JSON parser for Talend

Go To StackoverFlow.com


I need some help devising a strategy to parse JSON docs within a Talend job (Java job, not Perl). I am using Talend Version: 5.0.2 and developing on a Mac, planning to run on a Linux box.

Unfortunately, I cannot use the tFileInputJSON component because of the format of my files -- each file contains several hundred JSON docs, with a complete JSON doc taking up one line in the file. I think the right solution is to read the file line by line then pass it into a JSON parser and from there send the results to the rest of the job.

As I see it my options are:

a) send the line input to some sort of Java JSON parser. If that's the strategy I need to take, I'd like some advice on how to deal with the output and getting

b) find a Talend component that parses JSON docs, but within a flow as opposed to on a single file in valid JSON format.

I've searched around for this component but can't seem to find it. From my search, it seems even the tFileInputJSON component is relatively new.

I definitely know this is something Java can do pretty easily. My problem is getting the whole thing synced up within the Talend framework.

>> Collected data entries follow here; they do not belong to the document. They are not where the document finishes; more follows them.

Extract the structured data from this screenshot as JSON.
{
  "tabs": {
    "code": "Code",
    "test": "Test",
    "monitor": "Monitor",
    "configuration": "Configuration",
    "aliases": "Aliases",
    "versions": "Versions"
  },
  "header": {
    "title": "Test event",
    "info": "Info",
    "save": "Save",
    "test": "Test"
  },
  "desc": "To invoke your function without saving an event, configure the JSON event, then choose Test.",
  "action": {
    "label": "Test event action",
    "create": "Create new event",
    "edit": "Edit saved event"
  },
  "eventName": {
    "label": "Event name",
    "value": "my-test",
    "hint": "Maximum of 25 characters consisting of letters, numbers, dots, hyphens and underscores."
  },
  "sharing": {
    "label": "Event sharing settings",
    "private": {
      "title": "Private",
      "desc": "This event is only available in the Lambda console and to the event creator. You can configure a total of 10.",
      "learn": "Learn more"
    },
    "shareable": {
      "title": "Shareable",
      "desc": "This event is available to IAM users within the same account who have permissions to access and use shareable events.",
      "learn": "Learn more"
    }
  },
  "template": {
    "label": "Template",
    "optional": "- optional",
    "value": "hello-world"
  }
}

Anyone have some advice on where I should turn next?

Thanks in advance.

2012-04-03 23:50
by badgley
Hey everyone -- I ended up going with the answer provided by the people over at Talend Forge -- http://www.talendforge.org/forum/viewtopic.php?pid=82606#p82606 -- While I made progrss with llaen's suggestion, the more hackish approach suggested at Talend Forge gets the job done for me now - badgley 2012-04-11 17:51


Have you tried creating a custom routine? You can do so under Code (in the repository window on the left), right click on Routines and create your custom routine. This lets you write a Java function which can then be called from somewhere in your job (tMap, tJava, whatever). You could read your input file and call a function on each line/element or whatever that does something you want.

Like any Java function, the routine can then write to file, print to screen or return some list object that you can further work on in another tJava, tJavaFlex, tJavaRow or whatever Talend components in your job.

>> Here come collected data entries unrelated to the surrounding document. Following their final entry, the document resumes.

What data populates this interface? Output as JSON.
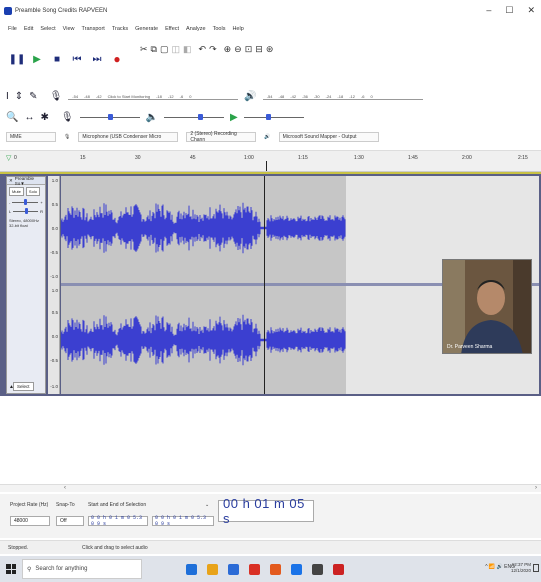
{
  "window": {
    "title": "Preamble Song Credits RAPVEEN",
    "minimize": "–",
    "maximize": "☐",
    "close": "✕"
  },
  "menu": [
    "File",
    "Edit",
    "Select",
    "View",
    "Transport",
    "Tracks",
    "Generate",
    "Effect",
    "Analyze",
    "Tools",
    "Help"
  ],
  "transport": {
    "pause": "❚❚",
    "play": "▶",
    "stop": "■",
    "skip_start": "⏮",
    "skip_end": "⏭",
    "record": "●"
  },
  "meters": {
    "record_ticks": [
      "-54",
      "-48",
      "-42"
    ],
    "record_hint": "Click to Start Monitoring",
    "record_ticks_b": [
      "-18",
      "-12",
      "-6",
      "0"
    ],
    "play_ticks": [
      "-54",
      "-48",
      "-42",
      "-36",
      "-30",
      "-24",
      "-18",
      "-12",
      "-6",
      "0"
    ]
  },
  "devices": {
    "host": "MME",
    "mic": "Microphone (USB Condenser Micro",
    "channels": "2 (Stereo) Recording Chann",
    "speaker": "Microsoft Sound Mapper - Output"
  },
  "timeline": {
    "ticks": [
      "0",
      "15",
      "30",
      "45",
      "1:00",
      "1:15",
      "1:30",
      "1:45",
      "2:00",
      "2:15"
    ]
  },
  "track": {
    "name": "Preamble So▼",
    "close": "✕",
    "mute": "Mute",
    "solo": "Solo",
    "gain_minus": "-",
    "gain_plus": "+",
    "pan_l": "L",
    "pan_r": "R",
    "info_line1": "Stereo, 48000Hz",
    "info_line2": "32-bit float",
    "select": "Select",
    "collapse": "▲",
    "scale": [
      "1.0",
      "0.5",
      "0.0",
      "-0.5",
      "-1.0",
      "1.0",
      "0.5",
      "0.0",
      "-0.5",
      "-1.0"
    ]
  },
  "webcam": {
    "label": "Dr. Parveen Sharma"
  },
  "selection_toolbar": {
    "project_rate_label": "Project Rate (Hz)",
    "snap_to_label": "Snap-To",
    "selection_mode_label": "Start and End of Selection",
    "project_rate": "48000",
    "snap_to": "Off",
    "start_time": "0 0 h 0 1 m 0 5.3 0 9 s",
    "end_time": "0 0 h 0 1 m 0 5.3 0 9 s",
    "big_time": "00 h 01 m 05 s"
  },
  "status": {
    "state": "Stopped.",
    "hint": "Click and drag to select audio"
  },
  "taskbar": {
    "search_placeholder": "Search for anything",
    "tray": "^ 📶 🔊 ENG",
    "time": "12:37 PM",
    "date": "12/1/2020",
    "app_colors": [
      "#1e6fd9",
      "#e8a31a",
      "#2b6bd6",
      "#d93025",
      "#e35a1e",
      "#1a73e8",
      "#444444",
      "#cc2222"
    ]
  },
  "colors": {
    "waveform": "#3b3fd0",
    "track_bg": "#5a5f86",
    "accent_border": "#c8c244",
    "time_text": "#2a3d9e"
  }
}
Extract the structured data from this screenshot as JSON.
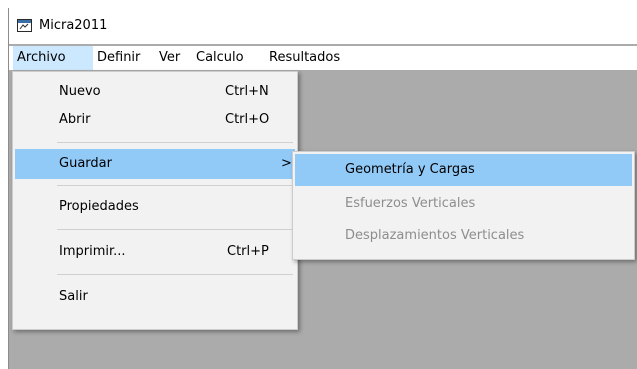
{
  "window": {
    "title": "Micra2011"
  },
  "menubar": [
    {
      "label": "Archivo"
    },
    {
      "label": "Definir"
    },
    {
      "label": "Ver"
    },
    {
      "label": "Calculo"
    },
    {
      "label": "Resultados"
    }
  ],
  "archivo_menu": {
    "nuevo": {
      "label": "Nuevo",
      "shortcut": "Ctrl+N"
    },
    "abrir": {
      "label": "Abrir",
      "shortcut": "Ctrl+O"
    },
    "guardar": {
      "label": "Guardar",
      "submenu_glyph": ">"
    },
    "propiedades": {
      "label": "Propiedades"
    },
    "imprimir": {
      "label": "Imprimir...",
      "shortcut": "Ctrl+P"
    },
    "salir": {
      "label": "Salir"
    }
  },
  "guardar_submenu": [
    {
      "label": "Geometría y Cargas",
      "enabled": true
    },
    {
      "label": "Esfuerzos Verticales",
      "enabled": false
    },
    {
      "label": "Desplazamientos Verticales",
      "enabled": false
    }
  ],
  "colors": {
    "menu_highlight": "#91c9f7",
    "active_menu": "#cce8ff",
    "workspace": "#ababab",
    "disabled_text": "#8d8d8d"
  }
}
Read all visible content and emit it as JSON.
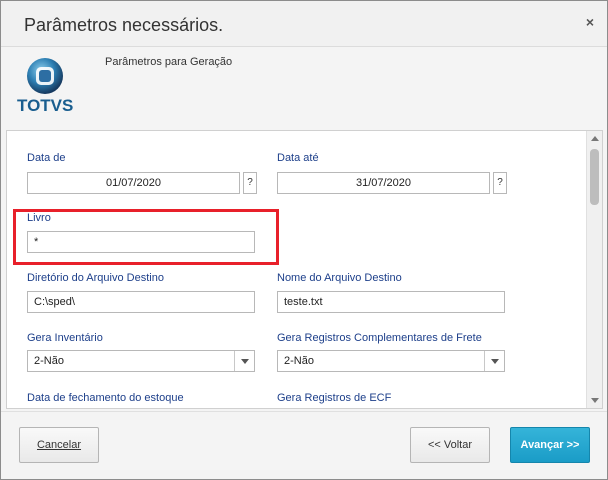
{
  "dialog": {
    "title": "Parâmetros necessários.",
    "close_glyph": "×"
  },
  "header": {
    "logo_text": "TOTVS",
    "subtitle": "Parâmetros para Geração"
  },
  "form": {
    "data_de": {
      "label": "Data de",
      "value": "01/07/2020",
      "help": "?"
    },
    "data_ate": {
      "label": "Data até",
      "value": "31/07/2020",
      "help": "?"
    },
    "livro": {
      "label": "Livro",
      "value": "*"
    },
    "diretorio": {
      "label": "Diretório do Arquivo Destino",
      "value": "C:\\sped\\"
    },
    "nome_arquivo": {
      "label": "Nome do Arquivo Destino",
      "value": "teste.txt"
    },
    "gera_inventario": {
      "label": "Gera Inventário",
      "value": "2-Não"
    },
    "gera_registros_frete": {
      "label": "Gera Registros Complementares de Frete",
      "value": "2-Não"
    },
    "data_fechamento": {
      "label": "Data de fechamento do estoque"
    },
    "gera_registros_ecf": {
      "label": "Gera Registros de ECF"
    }
  },
  "footer": {
    "cancel_label": "Cancelar",
    "back_label": "<< Voltar",
    "next_label": "Avançar >>"
  },
  "colors": {
    "label_blue": "#1d3f8a",
    "highlight_red": "#e8202a",
    "primary_button": "#1a9cc7",
    "logo_blue": "#1a5e8f"
  }
}
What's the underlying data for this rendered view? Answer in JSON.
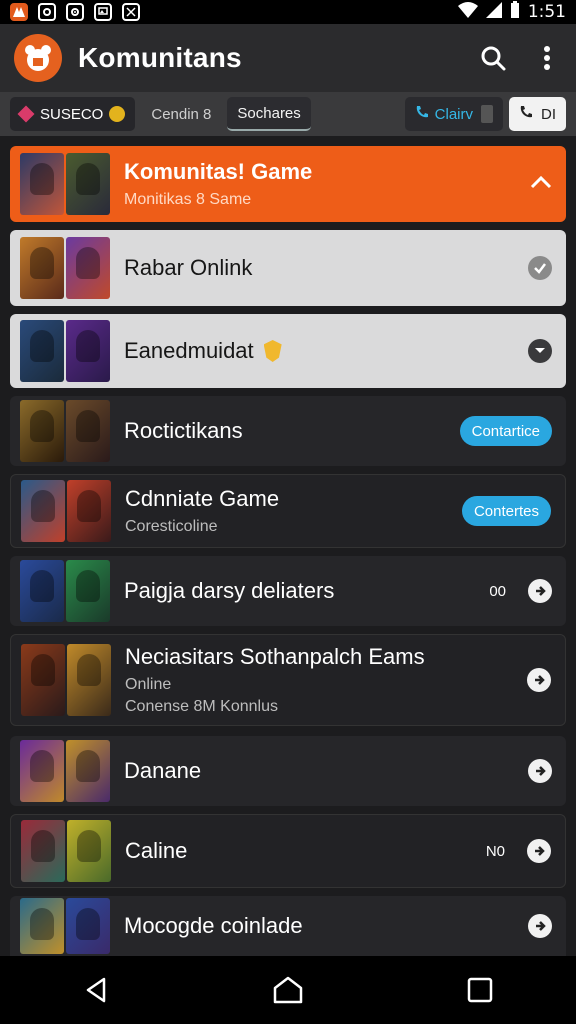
{
  "status_bar": {
    "time": "1:51"
  },
  "app_bar": {
    "title": "Komunitans",
    "logo_color": "#e5611f"
  },
  "tabs": {
    "brand": "SUSECO",
    "tab1": "Cendin 8",
    "tab2": "Sochares",
    "call1": "Clairv",
    "call2": "DI"
  },
  "colors": {
    "accent_orange": "#ee5d18",
    "accent_blue": "#2aa7e0"
  },
  "items": [
    {
      "title": "Komunitas! Game",
      "subtitle": "Monitikas 8 Same"
    },
    {
      "title": "Rabar Onlink"
    },
    {
      "title": "Eanedmuidat"
    },
    {
      "title": "Roctictikans",
      "action": "Contartice"
    },
    {
      "title": "Cdnniate Game",
      "subtitle": "Coresticoline",
      "action": "Contertes"
    },
    {
      "title": "Paigja darsy deliaters",
      "count": "00"
    },
    {
      "title": "Neciasitars Sothanpalch Eams",
      "subtitle": "Online",
      "subtitle2": "Conense 8M Konnlus"
    },
    {
      "title": "Danane"
    },
    {
      "title": "Caline",
      "count": "N0"
    },
    {
      "title": "Mocogde coinlade"
    }
  ]
}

It may feel a little hacky, but you can do a lot just using custom routines.

If you want to go all the way and create your own component, this may be a good way to start: http://www.talendforge.org/forum/viewtopic.php?id=17650 Of course, creating components is much more time-consuming, but may be useful if you think you'll be reusing this code in multiple projects/cases.

2012-04-09 00:10
by sdragnev
Alright -- this seems like a good direction to explore -- going to give it a go. Will report back! Thanks - badgley 2012-04-11 00:12
While I ended up going with the suggestion from Talend Forge, I am accepting this answer -- thanks for the help. I managed to get a routine to work and think it was a great direction to take. Thanks again - badgley 2012-04-11 17:52


Read the file line by line, and construct a JSON Object for each line.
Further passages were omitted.